Taken together, it’s easy to see why the long-term business picture is a bright one, and why the Cubs are confident that their business plan will ably support the baseball plan. Future revenues have the potential to explode like a baseball kissing Javier Baez’s bat.
There are, of course, two caveats:
(1.) The bulk of the revenue increases won’t be hitting the books until 2019 or later. In other words, we may not see the organization’s vision and might fully realized for another five years. For a fan base that hangs on every day of the year, five years feels like an eternity; and
(2.) Any optimism that you would attach to these projections requires that you believe the Ricketts Family’s repeated pledge to put every dollar that comes in the door back into the organization. Increased revenues matter to fans only if that revenue translates into an improved baseball product. My research into the Chicago Cubs’ financial picture over the past four years has pretty clearly demonstrated that the Ricketts’ pledge has held up so far. For me, that buys enough trust that, when the revenues increase, so, too, will the spending (if not sooner). I understand the skeptical among you who need more proof. In time, the proof will come – one way or the other – as the baseball plan progresses, and the payroll money is either there, or it is not there, to support that plan.

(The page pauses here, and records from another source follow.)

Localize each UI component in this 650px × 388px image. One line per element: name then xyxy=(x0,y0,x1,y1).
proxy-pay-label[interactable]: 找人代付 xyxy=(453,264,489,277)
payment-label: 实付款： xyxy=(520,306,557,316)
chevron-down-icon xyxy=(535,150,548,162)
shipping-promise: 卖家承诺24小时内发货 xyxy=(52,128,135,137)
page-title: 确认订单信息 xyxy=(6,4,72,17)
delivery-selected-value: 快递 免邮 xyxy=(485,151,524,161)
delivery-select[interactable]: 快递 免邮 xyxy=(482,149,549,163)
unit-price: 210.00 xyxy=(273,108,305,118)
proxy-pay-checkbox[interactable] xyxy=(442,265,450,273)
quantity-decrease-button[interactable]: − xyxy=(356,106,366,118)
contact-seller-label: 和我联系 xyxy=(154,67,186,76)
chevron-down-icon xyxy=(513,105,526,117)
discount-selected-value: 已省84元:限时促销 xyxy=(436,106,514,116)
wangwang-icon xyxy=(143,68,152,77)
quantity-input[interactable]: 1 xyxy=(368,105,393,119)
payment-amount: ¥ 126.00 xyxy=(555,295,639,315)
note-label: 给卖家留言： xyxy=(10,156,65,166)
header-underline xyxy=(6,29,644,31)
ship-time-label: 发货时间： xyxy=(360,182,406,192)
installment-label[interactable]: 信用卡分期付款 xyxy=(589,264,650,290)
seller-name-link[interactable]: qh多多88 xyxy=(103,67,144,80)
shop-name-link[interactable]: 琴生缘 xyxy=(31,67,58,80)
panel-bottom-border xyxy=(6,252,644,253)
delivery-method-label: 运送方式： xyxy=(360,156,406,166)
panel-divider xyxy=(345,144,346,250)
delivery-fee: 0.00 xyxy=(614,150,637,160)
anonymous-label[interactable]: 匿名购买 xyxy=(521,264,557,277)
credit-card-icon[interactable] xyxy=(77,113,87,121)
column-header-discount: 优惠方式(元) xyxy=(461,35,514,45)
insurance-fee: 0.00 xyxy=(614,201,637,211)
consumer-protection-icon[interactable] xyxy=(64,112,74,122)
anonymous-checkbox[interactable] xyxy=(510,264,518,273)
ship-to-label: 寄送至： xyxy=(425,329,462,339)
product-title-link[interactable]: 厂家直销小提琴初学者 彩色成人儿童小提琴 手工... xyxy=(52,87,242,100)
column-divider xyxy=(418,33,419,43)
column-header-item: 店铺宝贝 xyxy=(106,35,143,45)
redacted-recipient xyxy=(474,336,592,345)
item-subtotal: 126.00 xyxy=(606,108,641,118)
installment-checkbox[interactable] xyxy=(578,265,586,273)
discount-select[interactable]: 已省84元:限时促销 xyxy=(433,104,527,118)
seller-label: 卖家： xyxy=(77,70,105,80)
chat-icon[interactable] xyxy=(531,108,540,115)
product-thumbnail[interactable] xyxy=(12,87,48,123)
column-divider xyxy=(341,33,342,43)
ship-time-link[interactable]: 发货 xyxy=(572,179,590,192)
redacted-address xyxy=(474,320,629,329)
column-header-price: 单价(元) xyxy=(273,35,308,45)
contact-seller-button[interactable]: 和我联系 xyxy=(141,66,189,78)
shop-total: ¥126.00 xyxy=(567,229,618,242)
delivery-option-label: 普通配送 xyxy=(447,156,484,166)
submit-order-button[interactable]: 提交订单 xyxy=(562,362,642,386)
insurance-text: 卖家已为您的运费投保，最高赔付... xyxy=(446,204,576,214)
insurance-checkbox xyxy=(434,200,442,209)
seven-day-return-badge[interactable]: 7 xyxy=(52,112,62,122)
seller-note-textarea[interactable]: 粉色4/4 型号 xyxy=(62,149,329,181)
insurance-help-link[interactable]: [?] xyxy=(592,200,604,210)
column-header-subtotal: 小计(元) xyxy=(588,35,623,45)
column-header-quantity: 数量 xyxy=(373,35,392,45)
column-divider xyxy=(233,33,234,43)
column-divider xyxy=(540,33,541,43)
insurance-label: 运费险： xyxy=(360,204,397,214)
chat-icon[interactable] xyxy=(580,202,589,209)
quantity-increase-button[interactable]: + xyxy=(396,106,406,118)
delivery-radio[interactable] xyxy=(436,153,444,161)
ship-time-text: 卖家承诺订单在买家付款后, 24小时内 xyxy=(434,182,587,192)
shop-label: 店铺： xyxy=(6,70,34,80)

At the end of this process, particularly after candid conversations with Cubs officials, and after examining the financial state of affairs within the context of the current rebuild, I am as confident about the long-term future of the Cubs organization as I’ve ever been. Has everything gone as smoothly as it could have? No. There have been player misses and political misses, and there’s only so much even the best front office can do about the cosmic dice rolls that come along with the game of baseball. In the near-term, anticipating another rough season at the big league level is never fun in March and April. So it is with the 2014 Chicago Cubs, and, about that, I am disappointed.
But is the baseball plan still proceeding effectively? Yes. And is the business plan supporting that baseball plan in a way that positions the Cubs organization for long-term success? Yes. The goal is not a slightly more interesting team in 2014. The goal is having the kind of organization that can be a playoff contender every single year. That’s a lofty aspiration – one that Cubs fans certainly deserve – and it will take time to come to fruition.
Knowing now what I do about the realities of the Chicago Cubs’ financial situation in the last few years, I can appreciate even further the timing of the deep baseball-side rebuild and the syncing of the business plan and the baseball plan. Pairing the artificial need to control spending with a rebuilding plan overseen by a top tier front office seems like a pretty savvy way to kill two birds with one stone.
Even if nobody wished they had to kill one of those birds in the first place.